Bangkok’ta iken bütün gün yürüyüp perişan olduktan sonra akşam otele dönmek yerine bir masaj salonuna girip bir saat masaj yaptırdıktan sonra bütün yorgunluğumuzu atıp saat farkından kaynaklanan uykusuzluğumuzla geceyarısından sonraki saatlere kadar kaldırımdaki seyyar büfelerden yiyip içmeye ve gelene geçene bakmaya devam edebildik En çok ayak masajını beğendik.Yağlı masaj da güzeldi ,ancak ertesi günkü sauna seansında bütün palmiye yağları gün boyunca geri çıktı ve çok feci koktum. Tay masajından sonra ise yürümekte güçlük çektim.

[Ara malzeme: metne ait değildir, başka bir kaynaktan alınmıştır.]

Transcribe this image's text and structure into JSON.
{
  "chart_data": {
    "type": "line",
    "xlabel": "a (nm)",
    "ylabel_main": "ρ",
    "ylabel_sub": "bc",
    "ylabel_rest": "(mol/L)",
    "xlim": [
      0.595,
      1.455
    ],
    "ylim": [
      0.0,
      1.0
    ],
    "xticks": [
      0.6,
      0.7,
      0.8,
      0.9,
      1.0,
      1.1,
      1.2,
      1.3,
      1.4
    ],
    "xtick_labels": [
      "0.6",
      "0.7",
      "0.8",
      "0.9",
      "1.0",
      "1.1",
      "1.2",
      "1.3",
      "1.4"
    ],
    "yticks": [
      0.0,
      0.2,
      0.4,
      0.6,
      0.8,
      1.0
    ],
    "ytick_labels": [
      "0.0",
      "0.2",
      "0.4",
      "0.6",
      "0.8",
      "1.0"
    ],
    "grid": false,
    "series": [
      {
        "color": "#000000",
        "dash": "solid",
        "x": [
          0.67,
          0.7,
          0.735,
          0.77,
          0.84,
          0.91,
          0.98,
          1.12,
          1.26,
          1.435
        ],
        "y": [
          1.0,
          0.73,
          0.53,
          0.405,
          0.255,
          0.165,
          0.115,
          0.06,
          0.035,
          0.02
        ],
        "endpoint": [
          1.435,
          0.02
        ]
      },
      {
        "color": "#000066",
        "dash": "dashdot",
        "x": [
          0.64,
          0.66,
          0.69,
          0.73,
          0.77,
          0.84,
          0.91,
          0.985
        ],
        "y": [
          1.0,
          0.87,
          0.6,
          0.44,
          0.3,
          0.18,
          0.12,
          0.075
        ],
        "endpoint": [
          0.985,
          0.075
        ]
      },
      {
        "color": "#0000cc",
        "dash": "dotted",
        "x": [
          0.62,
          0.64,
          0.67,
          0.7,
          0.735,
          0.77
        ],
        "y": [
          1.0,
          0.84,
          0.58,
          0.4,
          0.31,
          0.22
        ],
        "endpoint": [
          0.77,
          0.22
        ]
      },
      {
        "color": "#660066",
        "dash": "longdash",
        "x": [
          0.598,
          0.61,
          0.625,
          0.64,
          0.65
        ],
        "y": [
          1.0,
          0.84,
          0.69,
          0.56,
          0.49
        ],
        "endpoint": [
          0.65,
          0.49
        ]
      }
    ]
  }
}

Hem o ufacık kız heryerimi acıttığından hem de üzerime büyük bir ağırlık çöktüğünden yürüyecek takatim kalmamıştı. Ben hayatımda arkadaş eş dost dışında hiç masaj yaptırmamıştım ,Türkiye’de masaj sosyetik bir şey olarak algılanıyor, en azından fiyatı ve ulaşmanın zorlıuğu yüzünden ben böyle algılıyorum. Orada ise her köşe başında ,hatta hava alanında bile ve çok makul fiyatlarla olunca (1 saati yaklaşık 4 -5 dolar)bayıla bayıla yaptırdık.
Giderken kafamızda olan bir soru da burada yaşanabilir mi idi.Tam bir yanıt bulamasak da en azından ekonomik olarak yaşanabileceğini gördük.